消費期限のある幸福。
ーー人間の幸福に消費期限があるとしたらーー
僕はお金が欲しい。
出来ればたくさん。
‥いや、お金そのものというよりはしっかりとした収入が欲しい。
自分以外を富ませることのできるくらいの収入。
…あなたは幸せになるにはどうしたら良いかと真剣に考えたことはあるだろうか?
当たり前やけど、幸せになるには自分にとってまず何が幸せなのかを考えねばならない。
収入があり、人生のパートナーがいて、趣味も充実していることが幸せなのか?‥。
僕の考えなのですが、本当の幸せとは、なんの前提もなく条件もなく、単独で立つ事ができるものを幸せと呼ぶ。
そう思っています。
幸せとは、たとえ美しくはなくとも、朝顔のように何かに支えられて花開くものではなく、それ自身で立脚できるほど強さも兼ね備えていないといけない。
そう思っています。
褒められて喜ぶ。ものを貰って喜ぶ。優しくしてもらって喜ぶ。
これら単純な幸せは、言うなれば強く、"優等生の幸せ"です。
僕の"劣等生の幸せ"はというと、昔からそうなんやけど、両親の幸せがそのまま自分の幸せだと一途に思っている。思い込んでいる。
‥孝行の息子と褒められたくて言ってるんではない。
あくまで病的な一種の症例としてこの話を聞いて欲しいんですよ。
僕は、随分前の幼い頃から自分個人で消費し切ってしまうような幸せに凄く不安を感じるようになってしまった。
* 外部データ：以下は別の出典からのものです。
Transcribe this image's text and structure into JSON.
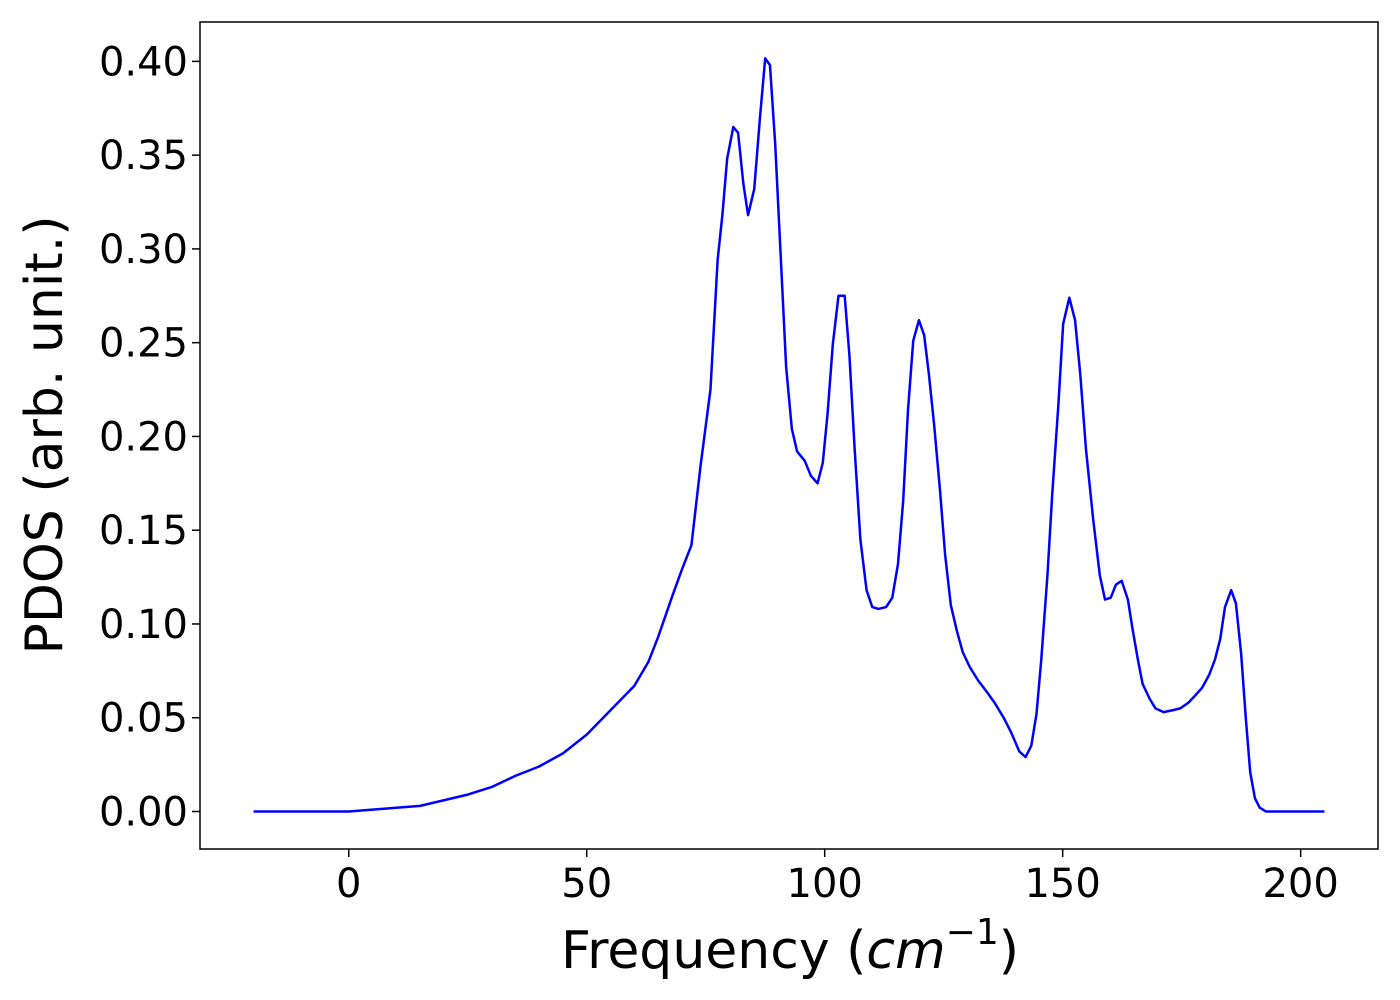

例えていうと、1つのあんパンを僕にくれたなら、それは直ちに3つに千切って両親にも与えられるので僕にとって幸福。
しかし、僕のために服をくれたなら、それはもうたちまち不安になってしまう。
それは、分けることのできない僕1人に向けられた、僕1人で消費しないといけない幸福やから。
幸せが怖い事もあるんです。
いつ、どうしてこのような構造になったかは知らないが、一つだけ言えることは、これはきっと良く無い事だということ。
なぜならば、この僕の幸福には消費期限があるから。
消費期限、、、それは両親の死です。
両親が死んだら、僕は幸福を感じなくなってしまうのかもしれない。それではダメだと思う。
息子が1人で落魄している姿は両親にとっても悲しい。(これも両親目線で考えてしまっているので何とも言えないが‥)
絵を褒められることがある。
これは本当に幸せです。
でも、これもよくよく考えてみると、僕自身で完結している幸せだろうか。
息子が褒められて両親が幸せそうだから僕は幸せなのでは無いか。
‥わからなくなる時がある。
こういったことが、少しおかしいのではないか?という事実も、最近まで気付いていませんでした。
人生というものが一回性(深い話をすると諸説あるのかもしれないが)である限り、他の人がどうかなんて窺い知れないやん。
ましてや、僕は不登校で周りの者と人生観を含め、比べる機会ががなかったので、その辺がほんとわかんない。
どうだろう、僕おかしいんかな?
もちろん両親と良好な関係を築けているなら誰もが両親の幸せを願うでしょうが、僕の場合は両親の幸せそれ自体が僕の幸せになってしまっている病的な幸せです。
両親が幸せで無いと僕は全く幸せでは無いのです。
「両親が死ぬまでに、なんとか立派になる」
そんな消費期限のある幸せを、今は懸命に、「腐って食べられなくなるまでに‥」と焦りつつ貪っています。
‥そして楽しく生きている。
両親の死後、僕は夢も欲も全てなくなってしまうんだろうなぁとふと思うことがある。
未知の世界ですが、それについては不思議とそこまで怖く無い。
僕の第二の人生とも言える両親の死後、自分1人でも満足できる幸せを確立しようと最近ひっそりと頑張っている。
どう頑張ったらいいのかわからんけど。